EU should increase its climate ambition
ENVI MEPs adopted their position for the UN’s COP23 in Bonn
Maria Koleva, Brussels
8 September, 2017
Urging for more financing of emissions-reducing investments and that global carbon emissions need to be phased out by 2050 or shortly thereafter, the European Parliament Environment Committee (ENVI) members agreed on Thursday their recommendations to EU institutions and Member States for the forthcoming 23rd UN Climate Change Conference, COP23. It will take place in Bonn from 6 to 17 November this year under the Presidency of the Republic of Fiji. During the conference, representatives from 197 countries will negotiate the implementation of the Paris Agreement, and concretely the achievement of clarity on the design of the 2018 Facilitative Dialogue, which will aim to take stock of governments’ efforts towards the long-term goal. Delegation of MEPs will attend the event. The full house will vote on the draft resolution during its October plenary session in Strasbourg.
Out of 60 MEPs present, 54 gave their vote in favour, nobody was against and six abstained during the session chaired by ENVI chief Adina-Ioana Valean, Romanian EPP MEP, who is also one of the eight co-rapporteurs on this important file.
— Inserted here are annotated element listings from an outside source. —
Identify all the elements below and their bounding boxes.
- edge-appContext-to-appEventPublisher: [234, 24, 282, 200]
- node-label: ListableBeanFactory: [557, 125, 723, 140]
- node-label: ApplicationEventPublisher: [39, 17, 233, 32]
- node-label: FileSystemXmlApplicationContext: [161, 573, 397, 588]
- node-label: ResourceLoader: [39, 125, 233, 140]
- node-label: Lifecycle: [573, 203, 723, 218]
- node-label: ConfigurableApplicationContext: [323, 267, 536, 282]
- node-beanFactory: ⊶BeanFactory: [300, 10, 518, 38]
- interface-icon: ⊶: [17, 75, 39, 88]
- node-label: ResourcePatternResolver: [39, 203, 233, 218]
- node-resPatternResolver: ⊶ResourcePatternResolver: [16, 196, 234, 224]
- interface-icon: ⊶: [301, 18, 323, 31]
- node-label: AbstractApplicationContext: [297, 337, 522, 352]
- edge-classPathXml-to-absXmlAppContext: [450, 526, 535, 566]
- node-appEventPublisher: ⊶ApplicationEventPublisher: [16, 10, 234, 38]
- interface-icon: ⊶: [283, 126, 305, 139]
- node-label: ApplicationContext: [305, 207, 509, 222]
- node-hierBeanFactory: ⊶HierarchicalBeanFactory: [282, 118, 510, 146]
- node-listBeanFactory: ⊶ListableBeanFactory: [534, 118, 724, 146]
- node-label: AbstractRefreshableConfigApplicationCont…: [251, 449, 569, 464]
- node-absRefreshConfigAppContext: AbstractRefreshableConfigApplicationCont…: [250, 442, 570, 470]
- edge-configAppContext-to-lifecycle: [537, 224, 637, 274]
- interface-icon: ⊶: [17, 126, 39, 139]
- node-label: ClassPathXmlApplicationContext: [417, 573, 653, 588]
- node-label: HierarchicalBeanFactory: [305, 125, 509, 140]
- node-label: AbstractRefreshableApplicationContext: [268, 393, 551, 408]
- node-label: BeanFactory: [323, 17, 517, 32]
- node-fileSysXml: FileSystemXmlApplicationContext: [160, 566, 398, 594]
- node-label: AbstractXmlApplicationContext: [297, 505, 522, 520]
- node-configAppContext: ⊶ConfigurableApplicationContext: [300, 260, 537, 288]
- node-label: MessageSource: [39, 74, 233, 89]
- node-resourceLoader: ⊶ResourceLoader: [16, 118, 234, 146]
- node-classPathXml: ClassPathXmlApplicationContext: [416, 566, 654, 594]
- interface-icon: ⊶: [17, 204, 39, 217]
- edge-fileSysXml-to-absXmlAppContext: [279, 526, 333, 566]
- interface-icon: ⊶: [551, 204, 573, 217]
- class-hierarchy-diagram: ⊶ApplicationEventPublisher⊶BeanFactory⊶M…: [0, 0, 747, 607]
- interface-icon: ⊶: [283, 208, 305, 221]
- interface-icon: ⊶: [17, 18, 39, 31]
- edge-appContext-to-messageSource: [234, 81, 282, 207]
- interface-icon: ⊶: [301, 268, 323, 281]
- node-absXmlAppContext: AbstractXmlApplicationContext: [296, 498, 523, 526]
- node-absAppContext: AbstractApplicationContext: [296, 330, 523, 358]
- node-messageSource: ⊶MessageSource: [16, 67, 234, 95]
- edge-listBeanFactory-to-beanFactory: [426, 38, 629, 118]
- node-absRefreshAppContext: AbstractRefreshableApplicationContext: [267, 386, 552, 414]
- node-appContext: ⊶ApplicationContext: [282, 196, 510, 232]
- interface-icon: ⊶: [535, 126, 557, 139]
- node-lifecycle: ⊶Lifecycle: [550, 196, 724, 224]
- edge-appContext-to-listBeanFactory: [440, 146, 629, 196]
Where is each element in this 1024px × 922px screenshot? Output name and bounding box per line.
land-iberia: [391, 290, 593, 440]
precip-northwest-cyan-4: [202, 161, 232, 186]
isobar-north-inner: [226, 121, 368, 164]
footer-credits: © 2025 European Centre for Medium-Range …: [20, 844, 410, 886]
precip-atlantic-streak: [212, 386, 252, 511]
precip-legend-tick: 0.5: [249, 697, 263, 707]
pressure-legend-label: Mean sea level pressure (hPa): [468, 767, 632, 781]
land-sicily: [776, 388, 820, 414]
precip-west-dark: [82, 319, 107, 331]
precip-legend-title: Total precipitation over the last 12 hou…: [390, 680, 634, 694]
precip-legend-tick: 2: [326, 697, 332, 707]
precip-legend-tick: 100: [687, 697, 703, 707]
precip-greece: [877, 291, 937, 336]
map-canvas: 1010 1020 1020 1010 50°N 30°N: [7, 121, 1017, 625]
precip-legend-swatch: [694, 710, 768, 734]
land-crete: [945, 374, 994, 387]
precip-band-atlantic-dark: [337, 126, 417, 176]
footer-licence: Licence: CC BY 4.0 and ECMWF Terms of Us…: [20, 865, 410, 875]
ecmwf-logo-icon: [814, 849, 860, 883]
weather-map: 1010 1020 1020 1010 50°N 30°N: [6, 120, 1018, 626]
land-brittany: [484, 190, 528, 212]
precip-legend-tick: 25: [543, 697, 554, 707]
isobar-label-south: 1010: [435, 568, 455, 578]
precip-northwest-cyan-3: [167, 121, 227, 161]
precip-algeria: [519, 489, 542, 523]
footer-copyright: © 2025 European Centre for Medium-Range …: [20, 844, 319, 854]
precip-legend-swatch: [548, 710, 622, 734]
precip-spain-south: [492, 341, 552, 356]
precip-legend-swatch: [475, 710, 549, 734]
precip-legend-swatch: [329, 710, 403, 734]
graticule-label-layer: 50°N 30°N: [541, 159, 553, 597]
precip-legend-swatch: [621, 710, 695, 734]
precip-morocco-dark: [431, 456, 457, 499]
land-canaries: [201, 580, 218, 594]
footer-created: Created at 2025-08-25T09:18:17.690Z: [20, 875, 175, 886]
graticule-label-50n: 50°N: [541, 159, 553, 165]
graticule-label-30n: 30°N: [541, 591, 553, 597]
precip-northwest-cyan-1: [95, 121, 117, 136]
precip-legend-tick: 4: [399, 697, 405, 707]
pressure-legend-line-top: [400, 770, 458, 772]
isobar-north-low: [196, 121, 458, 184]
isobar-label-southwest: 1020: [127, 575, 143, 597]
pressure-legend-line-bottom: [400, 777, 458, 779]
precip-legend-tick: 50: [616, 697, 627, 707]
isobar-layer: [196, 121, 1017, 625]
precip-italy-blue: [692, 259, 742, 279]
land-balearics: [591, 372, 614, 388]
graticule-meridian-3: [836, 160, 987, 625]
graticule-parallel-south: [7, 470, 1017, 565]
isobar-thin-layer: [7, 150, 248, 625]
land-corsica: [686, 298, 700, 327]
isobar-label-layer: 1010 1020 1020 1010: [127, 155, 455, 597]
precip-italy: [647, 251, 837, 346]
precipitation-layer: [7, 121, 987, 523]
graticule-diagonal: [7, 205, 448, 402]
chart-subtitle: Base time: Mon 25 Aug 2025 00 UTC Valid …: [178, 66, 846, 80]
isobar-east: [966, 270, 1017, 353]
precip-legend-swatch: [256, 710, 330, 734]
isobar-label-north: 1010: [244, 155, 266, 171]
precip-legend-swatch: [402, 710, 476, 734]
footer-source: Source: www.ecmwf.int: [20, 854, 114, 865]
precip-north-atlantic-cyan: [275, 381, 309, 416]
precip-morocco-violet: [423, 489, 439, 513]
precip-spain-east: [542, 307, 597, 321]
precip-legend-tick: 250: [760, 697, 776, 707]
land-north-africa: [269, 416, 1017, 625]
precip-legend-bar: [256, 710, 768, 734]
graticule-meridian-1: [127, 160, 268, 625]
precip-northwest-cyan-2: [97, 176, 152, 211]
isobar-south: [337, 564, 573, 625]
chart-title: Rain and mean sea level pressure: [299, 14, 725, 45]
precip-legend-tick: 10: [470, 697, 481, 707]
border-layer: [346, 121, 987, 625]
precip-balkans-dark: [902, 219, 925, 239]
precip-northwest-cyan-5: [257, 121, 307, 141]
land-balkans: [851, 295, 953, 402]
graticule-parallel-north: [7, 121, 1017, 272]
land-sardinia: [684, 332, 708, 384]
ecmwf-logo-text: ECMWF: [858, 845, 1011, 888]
EU leaders should implement the agreement with EU legislation and ratchet up the EU’s goals and policy instruments, the document says. Committee members also asserted that by 2018 the Commission has to prepare a mid-century zero emissions strategy for the EU, with the aim of keeping the temperature rise well below 2°C, and pursuing efforts to limit the temperature rise to 1.5°C. According to them, this process should begin as soon as possible.
MEPs also underlined the need of concrete EU and international commitments to deliver additional financing sources, saying that lending and investment practices should be in line with the well-below-2°C target. This also means freeing from fossil fuels and phasing out export credits.
Once again, the committee members voiced their disappointment about US President Donald Trump’s announcement to pull the United States, world’s second-largest producer of carbon dioxide, out of the international Paris climate agreement, and noted that this decision represents a step backwards. On the other hand, they expressed satisfaction from strong responses of governments around the world in favour of the full implementation of the Paris Agreement.
The EP has already adopted a lot of legislation pieces concretely dedicated to environmental protection and tackling climate change, and many others are in the pipeline. The adoption of three legislative texts implementing the Paris Agreement is approaching. One of them concerns the post-2020 carbon market, namely reforming the EU emissions trading system, which is a crucial instrument for reducing greenhouse gas emissions cost-effectively. Next in row are the 2030 targets, effort-sharing regulation, the regulation on greenhouse gas emissions and removals from land-use, and land-use change and forestry.